Objective To build two mathematical models, named LQB model and quantified LQB (qLQB) model, based on the LQ model, and to test their effectiveness in evaluation of radiation-induced lung injury using the Lyman-Kutcher-Burman (LKB) model. Methods Firstly, a qualitative LQB model was established. Forty-five patients with thoracic cancer were enrolled as subjects. For each patient, two plans were designed using ELEKTA Precise 2.12 treatment planning system. The plans preferred by the qualitative LQB model and the LKB model were compared. Secondly, a qLQB model was established based on the LQB model. The model was used to calculate the percentage of radiation pneumonitis (RP) for the 45 plans obtained in the first step. Comparison between the percentage of RP and normal tissue complication probability (NTCP) calculated by the LKB model was made by paired t test.

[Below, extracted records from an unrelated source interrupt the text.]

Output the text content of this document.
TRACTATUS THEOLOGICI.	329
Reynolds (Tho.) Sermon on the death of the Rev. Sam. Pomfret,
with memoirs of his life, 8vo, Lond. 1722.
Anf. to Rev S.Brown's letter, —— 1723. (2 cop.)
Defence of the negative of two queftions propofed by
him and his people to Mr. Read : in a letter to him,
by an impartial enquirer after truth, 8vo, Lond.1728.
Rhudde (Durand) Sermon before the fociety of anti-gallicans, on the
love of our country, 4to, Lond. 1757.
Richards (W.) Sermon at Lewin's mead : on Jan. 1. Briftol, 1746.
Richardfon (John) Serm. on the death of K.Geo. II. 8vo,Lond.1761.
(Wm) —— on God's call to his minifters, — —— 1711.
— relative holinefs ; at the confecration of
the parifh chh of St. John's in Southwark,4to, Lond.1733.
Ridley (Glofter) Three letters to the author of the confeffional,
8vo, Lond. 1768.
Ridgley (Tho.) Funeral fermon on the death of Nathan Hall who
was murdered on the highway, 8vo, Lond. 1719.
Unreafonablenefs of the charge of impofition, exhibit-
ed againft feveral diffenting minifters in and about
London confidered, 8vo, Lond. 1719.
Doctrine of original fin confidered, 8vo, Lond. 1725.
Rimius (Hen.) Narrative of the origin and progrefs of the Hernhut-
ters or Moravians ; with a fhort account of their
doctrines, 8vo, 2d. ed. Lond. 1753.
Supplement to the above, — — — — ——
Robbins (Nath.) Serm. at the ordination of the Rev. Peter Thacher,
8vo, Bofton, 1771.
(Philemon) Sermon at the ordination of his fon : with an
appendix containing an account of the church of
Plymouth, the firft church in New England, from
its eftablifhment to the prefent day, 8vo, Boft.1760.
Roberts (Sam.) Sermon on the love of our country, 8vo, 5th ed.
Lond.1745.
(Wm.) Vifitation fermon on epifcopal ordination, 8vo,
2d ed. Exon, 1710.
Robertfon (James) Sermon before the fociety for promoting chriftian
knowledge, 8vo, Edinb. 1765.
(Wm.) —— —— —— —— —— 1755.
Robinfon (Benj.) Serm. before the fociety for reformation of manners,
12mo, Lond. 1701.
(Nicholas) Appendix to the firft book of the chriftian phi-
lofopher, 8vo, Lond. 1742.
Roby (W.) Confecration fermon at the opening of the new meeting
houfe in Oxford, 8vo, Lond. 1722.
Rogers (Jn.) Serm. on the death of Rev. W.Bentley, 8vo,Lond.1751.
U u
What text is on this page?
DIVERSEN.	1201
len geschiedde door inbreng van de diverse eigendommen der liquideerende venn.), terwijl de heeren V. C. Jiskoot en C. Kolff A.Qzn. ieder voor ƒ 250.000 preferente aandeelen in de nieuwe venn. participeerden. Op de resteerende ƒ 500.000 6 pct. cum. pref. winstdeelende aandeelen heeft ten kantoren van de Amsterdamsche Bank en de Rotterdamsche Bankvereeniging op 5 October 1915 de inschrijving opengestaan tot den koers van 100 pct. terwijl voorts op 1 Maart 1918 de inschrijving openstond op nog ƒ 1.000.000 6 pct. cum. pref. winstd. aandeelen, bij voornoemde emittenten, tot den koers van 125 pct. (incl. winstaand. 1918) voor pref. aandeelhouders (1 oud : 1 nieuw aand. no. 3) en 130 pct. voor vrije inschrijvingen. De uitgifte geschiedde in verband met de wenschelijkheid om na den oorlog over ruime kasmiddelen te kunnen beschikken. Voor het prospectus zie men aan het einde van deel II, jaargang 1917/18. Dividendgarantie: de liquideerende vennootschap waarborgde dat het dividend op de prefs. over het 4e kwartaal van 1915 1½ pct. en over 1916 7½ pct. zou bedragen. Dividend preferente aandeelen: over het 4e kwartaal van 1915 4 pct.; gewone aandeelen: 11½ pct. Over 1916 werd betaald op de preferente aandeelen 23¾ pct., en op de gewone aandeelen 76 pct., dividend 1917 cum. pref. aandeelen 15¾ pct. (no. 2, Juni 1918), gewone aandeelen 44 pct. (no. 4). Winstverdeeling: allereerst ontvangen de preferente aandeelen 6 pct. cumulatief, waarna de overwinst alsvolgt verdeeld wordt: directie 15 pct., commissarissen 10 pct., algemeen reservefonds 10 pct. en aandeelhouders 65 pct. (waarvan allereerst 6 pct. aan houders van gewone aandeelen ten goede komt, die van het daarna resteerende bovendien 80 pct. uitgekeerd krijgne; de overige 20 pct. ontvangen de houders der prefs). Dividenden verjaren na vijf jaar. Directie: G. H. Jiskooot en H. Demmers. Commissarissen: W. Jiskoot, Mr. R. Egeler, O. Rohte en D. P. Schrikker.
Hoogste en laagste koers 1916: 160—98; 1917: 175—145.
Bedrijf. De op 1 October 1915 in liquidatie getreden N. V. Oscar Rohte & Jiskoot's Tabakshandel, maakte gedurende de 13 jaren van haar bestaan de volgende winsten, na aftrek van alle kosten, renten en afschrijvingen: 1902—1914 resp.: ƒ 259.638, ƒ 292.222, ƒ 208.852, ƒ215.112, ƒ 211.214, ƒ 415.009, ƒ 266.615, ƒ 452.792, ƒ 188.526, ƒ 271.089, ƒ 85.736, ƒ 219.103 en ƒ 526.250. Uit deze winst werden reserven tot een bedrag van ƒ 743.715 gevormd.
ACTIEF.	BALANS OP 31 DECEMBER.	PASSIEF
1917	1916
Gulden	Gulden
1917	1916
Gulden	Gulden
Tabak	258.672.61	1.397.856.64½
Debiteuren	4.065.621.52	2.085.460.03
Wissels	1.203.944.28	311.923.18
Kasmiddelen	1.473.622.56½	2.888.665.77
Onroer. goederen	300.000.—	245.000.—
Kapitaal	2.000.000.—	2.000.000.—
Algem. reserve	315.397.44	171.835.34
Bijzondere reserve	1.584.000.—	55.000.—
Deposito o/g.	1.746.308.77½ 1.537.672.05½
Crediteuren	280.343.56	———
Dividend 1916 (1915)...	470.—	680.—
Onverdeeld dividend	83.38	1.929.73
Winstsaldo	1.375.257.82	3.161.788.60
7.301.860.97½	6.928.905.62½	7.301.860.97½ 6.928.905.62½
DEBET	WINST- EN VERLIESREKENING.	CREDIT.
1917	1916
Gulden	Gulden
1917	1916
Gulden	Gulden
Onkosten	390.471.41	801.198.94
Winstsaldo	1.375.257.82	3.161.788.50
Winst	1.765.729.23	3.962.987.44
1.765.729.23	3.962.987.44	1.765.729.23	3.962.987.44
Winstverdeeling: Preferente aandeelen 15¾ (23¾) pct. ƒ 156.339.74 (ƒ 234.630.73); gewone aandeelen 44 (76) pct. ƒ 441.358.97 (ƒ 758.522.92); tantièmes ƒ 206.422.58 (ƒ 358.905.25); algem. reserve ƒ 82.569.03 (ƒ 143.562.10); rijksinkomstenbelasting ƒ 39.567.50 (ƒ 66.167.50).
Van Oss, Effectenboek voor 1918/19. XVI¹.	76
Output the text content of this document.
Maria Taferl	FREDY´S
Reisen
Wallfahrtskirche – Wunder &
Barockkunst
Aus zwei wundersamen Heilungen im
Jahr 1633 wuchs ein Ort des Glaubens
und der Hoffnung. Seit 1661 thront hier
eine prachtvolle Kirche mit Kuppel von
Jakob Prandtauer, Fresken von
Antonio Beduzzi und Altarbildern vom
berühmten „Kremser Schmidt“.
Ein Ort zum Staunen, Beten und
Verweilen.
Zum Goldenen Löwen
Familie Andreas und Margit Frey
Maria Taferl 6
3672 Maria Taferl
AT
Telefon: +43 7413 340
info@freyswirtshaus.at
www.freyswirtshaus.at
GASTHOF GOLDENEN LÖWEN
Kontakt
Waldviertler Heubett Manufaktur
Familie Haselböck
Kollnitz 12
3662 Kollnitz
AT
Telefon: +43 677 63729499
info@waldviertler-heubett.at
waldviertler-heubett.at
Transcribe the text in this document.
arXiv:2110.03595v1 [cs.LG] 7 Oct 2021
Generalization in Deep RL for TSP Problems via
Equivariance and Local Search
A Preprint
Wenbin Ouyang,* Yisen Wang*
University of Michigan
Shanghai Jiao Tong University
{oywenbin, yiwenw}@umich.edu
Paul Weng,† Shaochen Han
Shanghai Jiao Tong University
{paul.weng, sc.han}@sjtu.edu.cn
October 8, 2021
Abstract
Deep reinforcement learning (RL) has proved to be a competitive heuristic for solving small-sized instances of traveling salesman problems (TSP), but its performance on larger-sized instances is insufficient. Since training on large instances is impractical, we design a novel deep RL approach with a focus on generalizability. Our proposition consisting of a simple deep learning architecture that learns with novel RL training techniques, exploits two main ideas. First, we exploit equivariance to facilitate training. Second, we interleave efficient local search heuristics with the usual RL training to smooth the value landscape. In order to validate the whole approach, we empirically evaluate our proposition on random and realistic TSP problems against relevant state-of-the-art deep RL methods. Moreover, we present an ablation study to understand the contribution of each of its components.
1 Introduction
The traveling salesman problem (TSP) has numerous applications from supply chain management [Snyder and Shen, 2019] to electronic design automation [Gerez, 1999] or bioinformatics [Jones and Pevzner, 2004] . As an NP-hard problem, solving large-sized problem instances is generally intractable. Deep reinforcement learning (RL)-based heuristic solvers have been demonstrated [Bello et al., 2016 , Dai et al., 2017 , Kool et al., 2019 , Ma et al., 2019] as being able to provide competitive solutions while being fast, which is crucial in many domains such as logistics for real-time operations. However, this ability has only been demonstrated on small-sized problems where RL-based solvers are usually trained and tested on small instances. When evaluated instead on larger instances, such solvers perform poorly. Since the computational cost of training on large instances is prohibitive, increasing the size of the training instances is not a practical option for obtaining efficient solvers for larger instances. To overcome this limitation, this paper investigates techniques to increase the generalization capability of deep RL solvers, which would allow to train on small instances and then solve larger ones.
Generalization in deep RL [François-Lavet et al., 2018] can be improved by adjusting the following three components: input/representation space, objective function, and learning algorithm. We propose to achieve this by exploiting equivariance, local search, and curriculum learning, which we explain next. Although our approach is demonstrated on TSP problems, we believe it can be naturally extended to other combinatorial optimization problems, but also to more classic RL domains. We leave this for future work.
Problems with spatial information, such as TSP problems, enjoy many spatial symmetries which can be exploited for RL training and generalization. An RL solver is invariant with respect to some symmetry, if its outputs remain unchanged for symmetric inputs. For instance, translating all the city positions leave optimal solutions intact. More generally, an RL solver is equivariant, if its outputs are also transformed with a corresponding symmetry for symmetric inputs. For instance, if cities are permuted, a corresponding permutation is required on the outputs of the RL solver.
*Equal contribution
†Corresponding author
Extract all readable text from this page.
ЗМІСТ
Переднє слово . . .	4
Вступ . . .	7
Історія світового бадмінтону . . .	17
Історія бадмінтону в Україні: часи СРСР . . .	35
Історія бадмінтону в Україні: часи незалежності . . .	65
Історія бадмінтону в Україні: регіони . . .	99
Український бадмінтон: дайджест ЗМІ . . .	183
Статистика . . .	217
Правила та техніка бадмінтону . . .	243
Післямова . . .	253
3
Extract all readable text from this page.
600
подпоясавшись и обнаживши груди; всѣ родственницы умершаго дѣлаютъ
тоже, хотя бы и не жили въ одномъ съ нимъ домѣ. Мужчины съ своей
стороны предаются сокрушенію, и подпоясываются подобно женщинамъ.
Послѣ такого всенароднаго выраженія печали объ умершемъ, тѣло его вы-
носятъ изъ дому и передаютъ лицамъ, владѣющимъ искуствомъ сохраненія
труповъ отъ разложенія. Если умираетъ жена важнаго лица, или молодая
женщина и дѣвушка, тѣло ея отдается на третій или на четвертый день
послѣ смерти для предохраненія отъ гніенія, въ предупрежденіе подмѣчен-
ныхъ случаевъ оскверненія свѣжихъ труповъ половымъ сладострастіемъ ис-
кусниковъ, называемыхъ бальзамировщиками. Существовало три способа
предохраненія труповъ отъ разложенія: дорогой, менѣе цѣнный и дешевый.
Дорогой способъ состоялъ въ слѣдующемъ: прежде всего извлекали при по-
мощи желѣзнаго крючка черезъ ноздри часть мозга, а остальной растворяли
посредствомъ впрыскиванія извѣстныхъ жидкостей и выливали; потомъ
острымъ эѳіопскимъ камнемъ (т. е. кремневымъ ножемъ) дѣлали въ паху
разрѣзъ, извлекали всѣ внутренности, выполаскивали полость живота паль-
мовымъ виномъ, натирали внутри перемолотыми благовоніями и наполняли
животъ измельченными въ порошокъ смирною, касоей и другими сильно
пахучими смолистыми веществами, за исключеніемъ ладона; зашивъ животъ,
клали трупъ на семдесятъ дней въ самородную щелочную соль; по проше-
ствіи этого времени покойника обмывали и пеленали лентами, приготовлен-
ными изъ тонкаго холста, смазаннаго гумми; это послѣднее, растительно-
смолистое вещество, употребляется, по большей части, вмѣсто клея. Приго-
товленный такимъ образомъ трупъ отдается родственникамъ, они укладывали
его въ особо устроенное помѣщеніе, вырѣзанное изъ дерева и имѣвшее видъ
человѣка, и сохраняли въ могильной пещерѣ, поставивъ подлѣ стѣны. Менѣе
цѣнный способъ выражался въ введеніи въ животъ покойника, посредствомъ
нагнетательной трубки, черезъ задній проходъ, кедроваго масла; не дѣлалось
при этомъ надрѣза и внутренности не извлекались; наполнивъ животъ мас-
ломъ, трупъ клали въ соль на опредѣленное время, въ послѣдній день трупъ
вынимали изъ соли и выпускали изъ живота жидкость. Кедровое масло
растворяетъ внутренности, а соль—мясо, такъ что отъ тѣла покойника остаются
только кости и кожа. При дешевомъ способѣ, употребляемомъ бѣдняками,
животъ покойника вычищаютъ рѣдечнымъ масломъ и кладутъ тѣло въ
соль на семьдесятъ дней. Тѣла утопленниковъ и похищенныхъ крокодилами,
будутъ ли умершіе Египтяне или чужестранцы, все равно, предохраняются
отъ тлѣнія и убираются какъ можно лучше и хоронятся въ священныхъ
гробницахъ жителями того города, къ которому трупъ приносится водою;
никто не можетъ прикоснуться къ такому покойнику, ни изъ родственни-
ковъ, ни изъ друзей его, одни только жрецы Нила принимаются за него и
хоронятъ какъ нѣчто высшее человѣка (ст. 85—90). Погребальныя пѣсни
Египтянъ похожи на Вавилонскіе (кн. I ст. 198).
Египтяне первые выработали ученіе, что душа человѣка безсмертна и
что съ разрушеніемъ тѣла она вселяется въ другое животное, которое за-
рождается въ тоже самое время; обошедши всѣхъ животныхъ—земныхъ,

Results In the plans for 45 patients, the coincidence rate of the qualitative LQB model with the LKB model was 96%(43/46). For the 45 plans preferred by the LKB model, there was no difference between the percentage of RP by the qLQB model and the NTCP by the LKB model (P=0.412). Conclusions The LQB model and the qLQB model are in good accordance with the LKB model in plan preference and evaluation of radiation-induced lung injury.